While Iran has been eager to appear cooperative in the war on terrorism and there are indications that it may be willing to extradite those in its custody, it appears highly unlikely they would be handed over directly to the United States.
'Axis of Evil'
Decades-old animosity with Washington, aggravated by President Bush's labeling Iran a member of an "axis of evil," has left Tehran reluctant to do any favors for the U.S. The hard-line Khamenei has refused to allow militants to be turned over to the United States, the senior Iranian official said. Reformists in the government, however, hope that cooperation over Al Qaeda can ease tensions with the West on a range of issues.
Further complicating any discussion of extraditions, the senior official said, is that the militants' countries of origin are hesitant to accept them.
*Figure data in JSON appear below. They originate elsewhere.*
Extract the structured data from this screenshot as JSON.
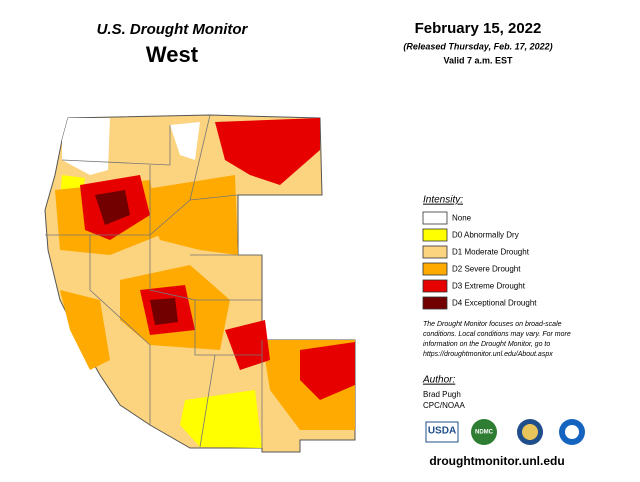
{
  "header": {
    "title": "U.S. Drought Monitor",
    "region": "West",
    "date": "February 15, 2022",
    "released": "(Released Thursday, Feb. 17, 2022)",
    "valid": "Valid 7 a.m. EST"
  },
  "legend": {
    "title": "Intensity:",
    "items": [
      {
        "label": "None",
        "color": "#ffffff"
      },
      {
        "label": "D0 Abnormally Dry",
        "color": "#ffff00"
      },
      {
        "label": "D1 Moderate Drought",
        "color": "#fcd37f"
      },
      {
        "label": "D2 Severe Drought",
        "color": "#ffaa00"
      },
      {
        "label": "D3 Extreme Drought",
        "color": "#e60000"
      },
      {
        "label": "D4 Exceptional Drought",
        "color": "#730000"
      }
    ]
  },
  "note": [
    "The Drought Monitor focuses on broad-scale",
    "conditions. Local conditions may vary. For more",
    "information on the Drought Monitor, go to",
    "https://droughtmonitor.unl.edu/About.aspx"
  ],
  "author": {
    "label": "Author:",
    "lines": [
      "Brad Pugh",
      "CPC/NOAA"
    ]
  },
  "logos": [
    "USDA",
    "NDMC"
  ],
  "url": "droughtmonitor.unl.edu"
}
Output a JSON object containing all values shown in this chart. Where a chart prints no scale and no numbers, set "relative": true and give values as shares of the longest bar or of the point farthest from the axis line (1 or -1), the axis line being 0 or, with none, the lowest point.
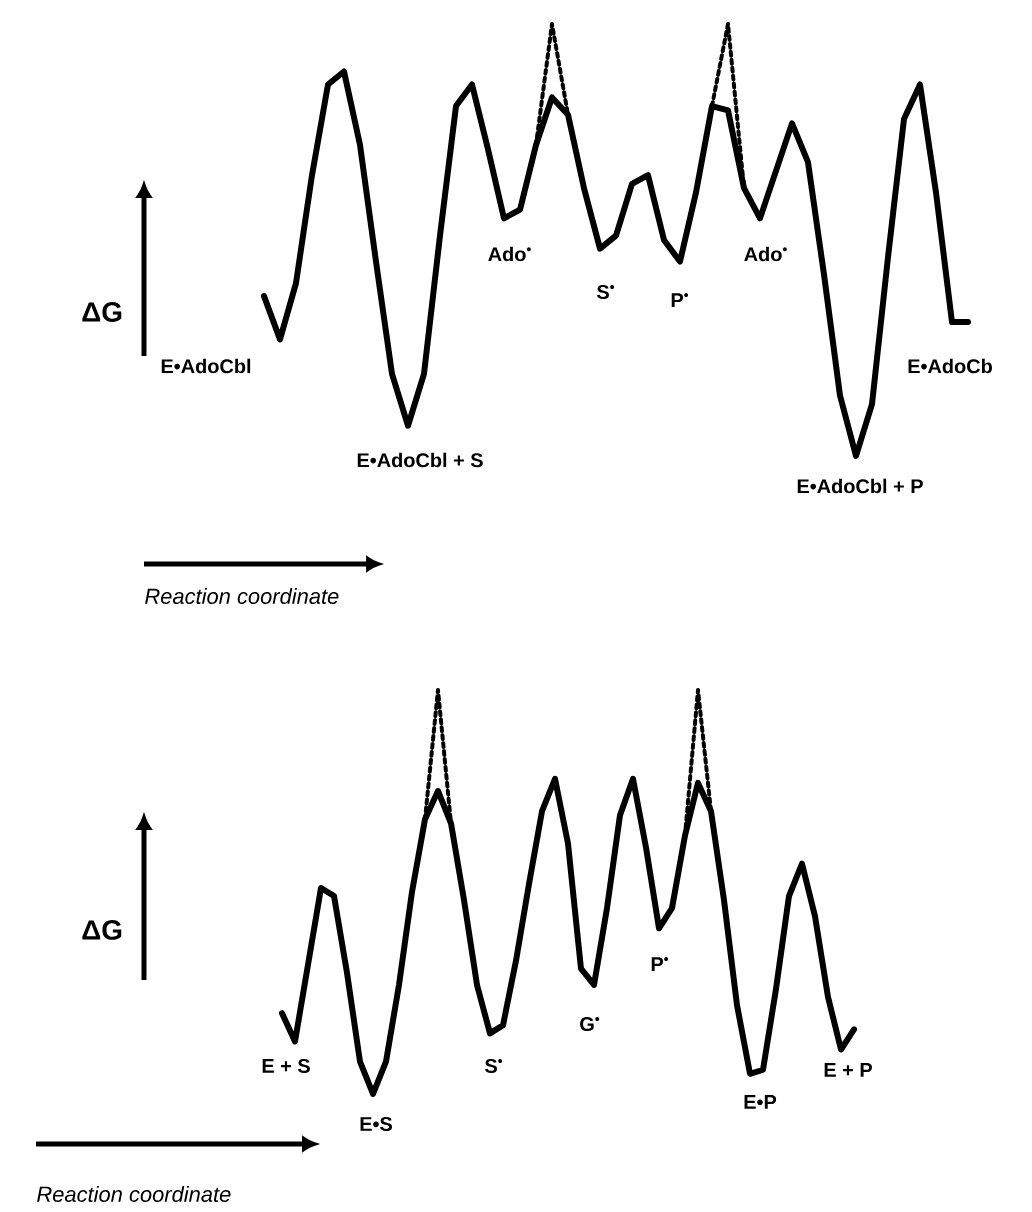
{
  "chart_data": [
    {
      "type": "line",
      "relative": true,
      "ylabel": "ΔG",
      "xlabel": "Reaction coordinate",
      "categories": [
        null,
        null,
        null,
        null,
        null,
        null,
        null,
        null,
        null,
        null,
        null,
        null,
        null,
        null,
        null,
        null,
        null,
        null,
        null,
        null,
        null,
        null,
        null,
        null,
        null,
        null,
        null,
        null,
        null,
        null,
        null,
        null,
        null,
        null,
        null,
        null,
        null,
        null,
        null,
        null,
        null,
        null,
        null,
        null,
        null
      ],
      "series": [
        {
          "color": "#000000",
          "line_style": "solid",
          "values": [
            0.37,
            0.27,
            0.4,
            0.65,
            0.86,
            0.89,
            0.72,
            0.45,
            0.19,
            0.07,
            0.19,
            0.51,
            0.81,
            0.86,
            0.71,
            0.55,
            0.57,
            0.72,
            0.83,
            0.79,
            0.62,
            0.48,
            0.51,
            0.63,
            0.65,
            0.5,
            0.45,
            0.61,
            0.81,
            0.8,
            0.62,
            0.55,
            0.66,
            0.77,
            0.68,
            0.42,
            0.14,
            0.0,
            0.12,
            0.46,
            0.78,
            0.86,
            0.61,
            0.31,
            0.31
          ]
        },
        {
          "color": "#000000",
          "line_style": "dotted",
          "values": [
            null,
            null,
            null,
            null,
            null,
            null,
            null,
            null,
            null,
            null,
            null,
            null,
            null,
            null,
            null,
            null,
            null,
            0.72,
            1.0,
            0.79,
            null,
            null,
            null,
            null,
            null,
            null,
            null,
            null,
            null,
            null,
            null,
            null,
            null,
            null,
            null,
            null,
            null,
            null,
            null,
            null,
            null,
            null,
            null,
            null,
            null
          ]
        },
        {
          "color": "#000000",
          "line_style": "dotted",
          "values": [
            null,
            null,
            null,
            null,
            null,
            null,
            null,
            null,
            null,
            null,
            null,
            null,
            null,
            null,
            null,
            null,
            null,
            null,
            null,
            null,
            null,
            null,
            null,
            null,
            null,
            null,
            null,
            null,
            0.81,
            1.0,
            0.62,
            null,
            null,
            null,
            null,
            null,
            null,
            null,
            null,
            null,
            null,
            null,
            null,
            null,
            null
          ]
        }
      ],
      "annotations": [
        "E•AdoCbl",
        "E•AdoCbl + S",
        "Ado$^{•}$",
        "S$^{•}$",
        "P$^{•}$",
        "Ado$^{•}$",
        "E•AdoCbl + P",
        "E•AdoCb"
      ]
    },
    {
      "type": "line",
      "relative": true,
      "ylabel": "ΔG",
      "xlabel": "Reaction coordinate",
      "categories": [
        null,
        null,
        null,
        null,
        null,
        null,
        null,
        null,
        null,
        null,
        null,
        null,
        null,
        null,
        null,
        null,
        null,
        null,
        null,
        null,
        null,
        null,
        null,
        null,
        null,
        null,
        null,
        null,
        null,
        null,
        null,
        null,
        null,
        null,
        null,
        null,
        null,
        null,
        null,
        null,
        null,
        null,
        null,
        null,
        null
      ],
      "series": [
        {
          "color": "#000000",
          "line_style": "solid",
          "values": [
            0.2,
            0.13,
            0.32,
            0.51,
            0.49,
            0.3,
            0.08,
            0.0,
            0.08,
            0.27,
            0.5,
            0.68,
            0.75,
            0.67,
            0.48,
            0.27,
            0.15,
            0.17,
            0.33,
            0.52,
            0.7,
            0.78,
            0.62,
            0.31,
            0.27,
            0.46,
            0.69,
            0.78,
            0.61,
            0.41,
            0.46,
            0.64,
            0.77,
            0.7,
            0.48,
            0.22,
            0.05,
            0.06,
            0.26,
            0.49,
            0.57,
            0.44,
            0.24,
            0.11,
            0.16
          ]
        },
        {
          "color": "#000000",
          "line_style": "dotted",
          "values": [
            null,
            null,
            null,
            null,
            null,
            null,
            null,
            null,
            null,
            null,
            null,
            0.68,
            1.0,
            0.67,
            null,
            null,
            null,
            null,
            null,
            null,
            null,
            null,
            null,
            null,
            null,
            null,
            null,
            null,
            null,
            null,
            null,
            null,
            null,
            null,
            null,
            null,
            null,
            null,
            null,
            null,
            null,
            null,
            null,
            null,
            null
          ]
        },
        {
          "color": "#000000",
          "line_style": "dotted",
          "values": [
            null,
            null,
            null,
            null,
            null,
            null,
            null,
            null,
            null,
            null,
            null,
            null,
            null,
            null,
            null,
            null,
            null,
            null,
            null,
            null,
            null,
            null,
            null,
            null,
            null,
            null,
            null,
            null,
            null,
            null,
            null,
            0.64,
            1.0,
            0.7,
            null,
            null,
            null,
            null,
            null,
            null,
            null,
            null,
            null,
            null,
            null
          ]
        }
      ],
      "annotations": [
        "E + S",
        "E•S",
        "S$^{•}$",
        "G$^{•}$",
        "P$^{•}$",
        "E•P",
        "E + P"
      ]
    }
  ]
}
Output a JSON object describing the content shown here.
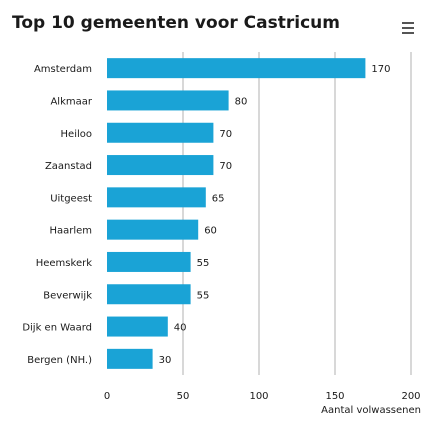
{
  "title": "Top 10 gemeenten voor Castricum",
  "menu_icon": "hamburger-menu-icon",
  "colors": {
    "bar": "#1aa3d6",
    "grid": "#b0b0b0",
    "text": "#1a1a1a"
  },
  "chart_data": {
    "type": "bar",
    "orientation": "horizontal",
    "title": "Top 10 gemeenten voor Castricum",
    "categories": [
      "Amsterdam",
      "Alkmaar",
      "Heiloo",
      "Zaanstad",
      "Uitgeest",
      "Haarlem",
      "Heemskerk",
      "Beverwijk",
      "Dijk en Waard",
      "Bergen (NH.)"
    ],
    "values": [
      170,
      80,
      70,
      70,
      65,
      60,
      55,
      55,
      40,
      30
    ],
    "xlabel": "Aantal volwassenen",
    "ylabel": "",
    "xlim": [
      0,
      200
    ],
    "xticks": [
      0,
      50,
      100,
      150,
      200
    ],
    "grid": true,
    "data_labels": true
  }
}
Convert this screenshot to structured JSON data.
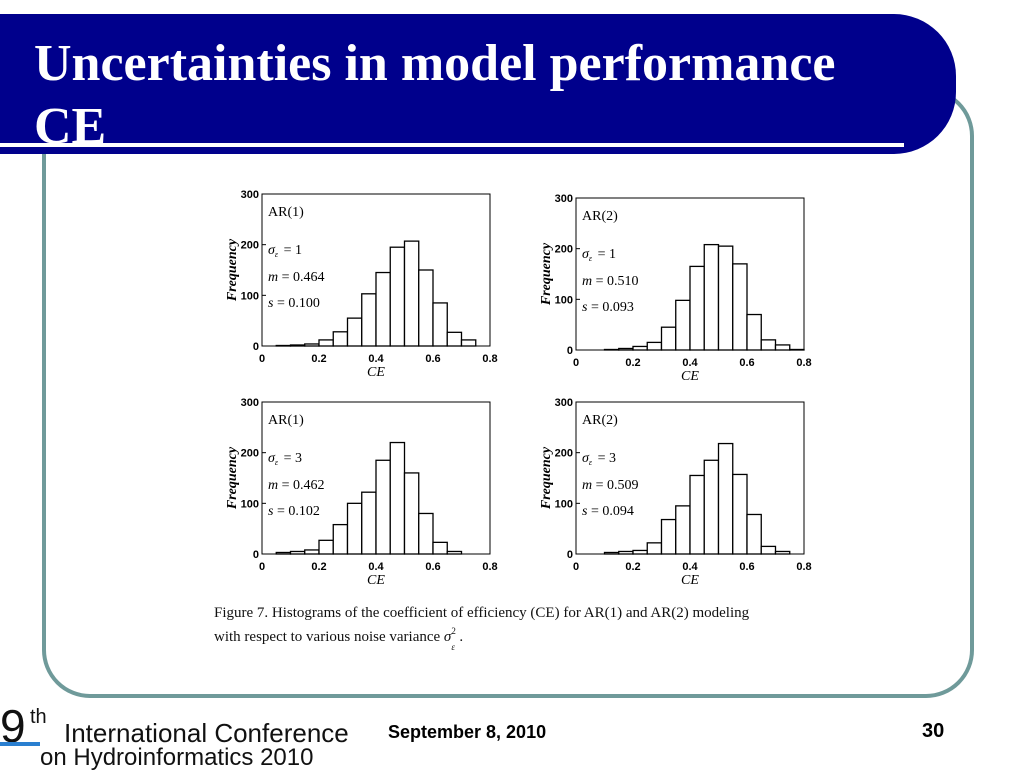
{
  "slide": {
    "title_line1": "Uncertainties in model performance",
    "title_line2": "CE",
    "date": "September 8, 2010",
    "page_number": "30",
    "logo_num": "9",
    "logo_sup": "th",
    "logo_line1": "International Conference",
    "logo_line2": "on Hydroinformatics 2010",
    "caption_line1": "Figure 7. Histograms of the coefficient of efficiency (CE) for AR(1) and AR(2) modeling",
    "caption_line2_prefix": "with respect to various noise variance",
    "caption_sigma": "σ",
    "caption_sub": "ε",
    "caption_sup": "2",
    "caption_end": "."
  },
  "colors": {
    "title_bg": "#00008c",
    "frame": "#6f9a9a",
    "logo_bar": "#2a7fd0"
  },
  "chart_data": [
    {
      "type": "bar",
      "model": "AR(1)",
      "sigma_label": "σ",
      "sigma_sub": "ε",
      "sigma_value": "= 1",
      "m_label": "m",
      "m_value": "= 0.464",
      "s_label": "s",
      "s_value": "= 0.100",
      "xlabel": "CE",
      "ylabel": "Frequency",
      "xlim": [
        0,
        0.8
      ],
      "ylim": [
        0,
        300
      ],
      "xticks": [
        "0",
        "0.2",
        "0.4",
        "0.6",
        "0.8"
      ],
      "yticks": [
        "0",
        "100",
        "200",
        "300"
      ],
      "bin_width": 0.05,
      "bin_starts": [
        0.05,
        0.1,
        0.15,
        0.2,
        0.25,
        0.3,
        0.35,
        0.4,
        0.45,
        0.5,
        0.55,
        0.6,
        0.65,
        0.7
      ],
      "values": [
        1,
        2,
        4,
        12,
        28,
        55,
        103,
        145,
        195,
        207,
        150,
        85,
        27,
        12
      ]
    },
    {
      "type": "bar",
      "model": "AR(2)",
      "sigma_label": "σ",
      "sigma_sub": "ε",
      "sigma_value": "= 1",
      "m_label": "m",
      "m_value": "= 0.510",
      "s_label": "s",
      "s_value": "= 0.093",
      "xlabel": "CE",
      "ylabel": "Frequency",
      "xlim": [
        0,
        0.8
      ],
      "ylim": [
        0,
        300
      ],
      "xticks": [
        "0",
        "0.2",
        "0.4",
        "0.6",
        "0.8"
      ],
      "yticks": [
        "0",
        "100",
        "200",
        "300"
      ],
      "bin_width": 0.05,
      "bin_starts": [
        0.1,
        0.15,
        0.2,
        0.25,
        0.3,
        0.35,
        0.4,
        0.45,
        0.5,
        0.55,
        0.6,
        0.65,
        0.7,
        0.75
      ],
      "values": [
        1,
        3,
        7,
        15,
        45,
        98,
        165,
        208,
        205,
        170,
        70,
        20,
        10,
        1
      ]
    },
    {
      "type": "bar",
      "model": "AR(1)",
      "sigma_label": "σ",
      "sigma_sub": "ε",
      "sigma_value": "= 3",
      "m_label": "m",
      "m_value": "= 0.462",
      "s_label": "s",
      "s_value": "= 0.102",
      "xlabel": "CE",
      "ylabel": "Frequency",
      "xlim": [
        0,
        0.8
      ],
      "ylim": [
        0,
        300
      ],
      "xticks": [
        "0",
        "0.2",
        "0.4",
        "0.6",
        "0.8"
      ],
      "yticks": [
        "0",
        "100",
        "200",
        "300"
      ],
      "bin_width": 0.05,
      "bin_starts": [
        0.05,
        0.1,
        0.15,
        0.2,
        0.25,
        0.3,
        0.35,
        0.4,
        0.45,
        0.5,
        0.55,
        0.6,
        0.65
      ],
      "values": [
        3,
        5,
        8,
        27,
        58,
        100,
        122,
        185,
        220,
        160,
        80,
        23,
        5
      ]
    },
    {
      "type": "bar",
      "model": "AR(2)",
      "sigma_label": "σ",
      "sigma_sub": "ε",
      "sigma_value": "= 3",
      "m_label": "m",
      "m_value": "= 0.509",
      "s_label": "s",
      "s_value": "= 0.094",
      "xlabel": "CE",
      "ylabel": "Frequency",
      "xlim": [
        0,
        0.8
      ],
      "ylim": [
        0,
        300
      ],
      "xticks": [
        "0",
        "0.2",
        "0.4",
        "0.6",
        "0.8"
      ],
      "yticks": [
        "0",
        "100",
        "200",
        "300"
      ],
      "bin_width": 0.05,
      "bin_starts": [
        0.1,
        0.15,
        0.2,
        0.25,
        0.3,
        0.35,
        0.4,
        0.45,
        0.5,
        0.55,
        0.6,
        0.65,
        0.7
      ],
      "values": [
        3,
        5,
        7,
        22,
        68,
        95,
        155,
        185,
        218,
        157,
        78,
        15,
        5
      ]
    }
  ]
}
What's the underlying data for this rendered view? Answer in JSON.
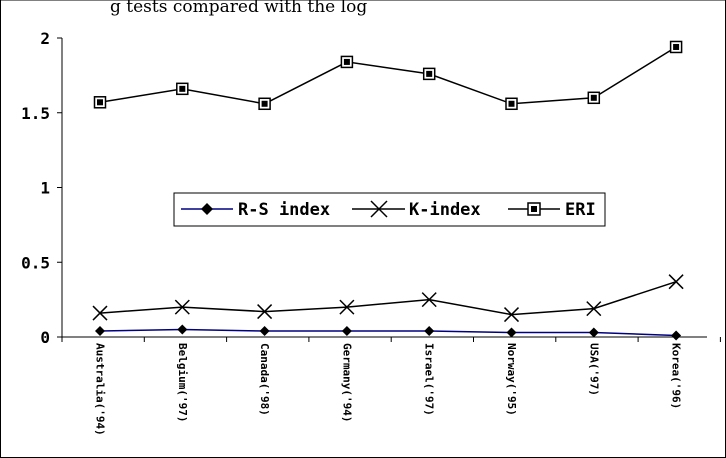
{
  "chart_data": {
    "type": "line",
    "title": "g tests compared with the log",
    "categories": [
      "Australia('94)",
      "Belgium('97)",
      "Canada('98)",
      "Germany('94)",
      "Israel('97)",
      "Norway('95)",
      "USA('97)",
      "Korea('96)"
    ],
    "series": [
      {
        "name": "R-S index",
        "marker": "diamond",
        "color": "#000080",
        "values": [
          0.04,
          0.05,
          0.04,
          0.04,
          0.04,
          0.03,
          0.03,
          0.01
        ]
      },
      {
        "name": "K-index",
        "marker": "x",
        "color": "#000000",
        "values": [
          0.16,
          0.2,
          0.17,
          0.2,
          0.25,
          0.15,
          0.19,
          0.37
        ]
      },
      {
        "name": "ERI",
        "marker": "square",
        "color": "#000000",
        "values": [
          1.57,
          1.66,
          1.56,
          1.84,
          1.76,
          1.56,
          1.6,
          1.94
        ]
      }
    ],
    "ylim": [
      0,
      2
    ],
    "yticks": [
      "0",
      "0.5",
      "1",
      "1.5",
      "2"
    ],
    "legend": "center",
    "grid": false
  }
}
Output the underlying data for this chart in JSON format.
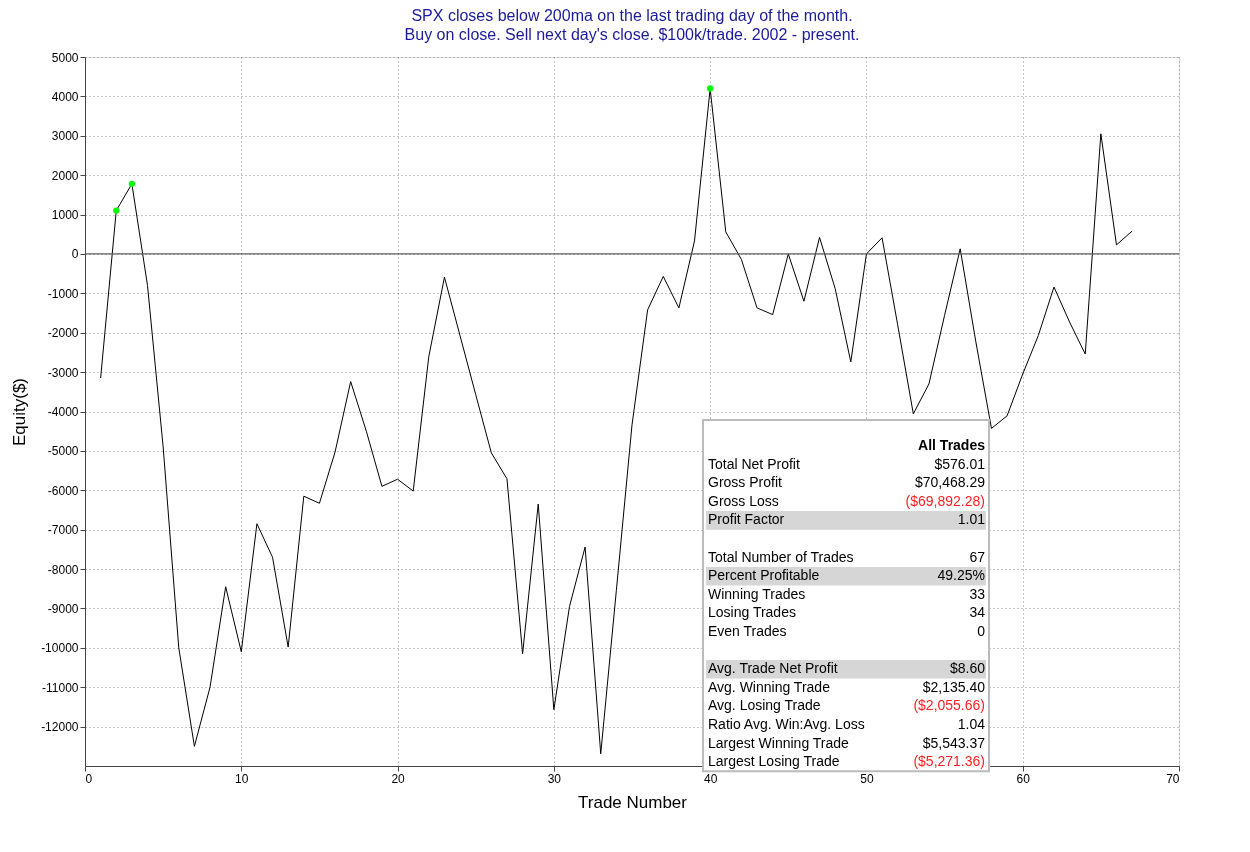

"Say we return Abu Ghaith to Kuwait," said the official. "It could spark a revolution. Half of Kuwait listens to his tapes in the car, but the Kuwaitis would either have to execute him or turn him over to the U.S. It's awkward."
Kuwait has revoked Abu Ghaith's citizenship. Diplomats said Al Qaeda -- and Abu Ghaith in particular -- were among the subjects discussed when Kuwait's information minister visited Iran last month.
Iran has also had high-level contacts with Saudi Arabia recently. The head of Iran's judiciary, Ayatollah Mahmoud Hashemi Shahroudi, traveled to Saudi Arabia this month; during the visit, unprecedented for an Iranian judiciary chief, Shahroudi met with nearly all of the kingdom's leadership, diplomats said.
And the Saudi foreign minister, Prince Saud al Faisal, visited Tehran last month, diplomats said, to talk about Iran's Al Qaeda detainees, particularly any Saudis among them.
According to the senior Iranian official, optimism for a deal with Western governments was running high this spring, particularly before a suicide bombing in Saudi Arabia's capital, Riyadh, in May that killed nearly three dozen people and was blamed on Al Qaeda. Iranian hope for such a deal was bolstered when the U.S.-led coalition in Iraq rounded up and disarmed Moujahedeen Khalq members.
Iran's first step in any deal would have been to tell the West the identity of those it was holding; the hope on both sides was that this might have led to more substantive cooperation. The plan was scuppered at the last minute by a dispute among Iran's divided political factions over the terms of the bargain, the official said.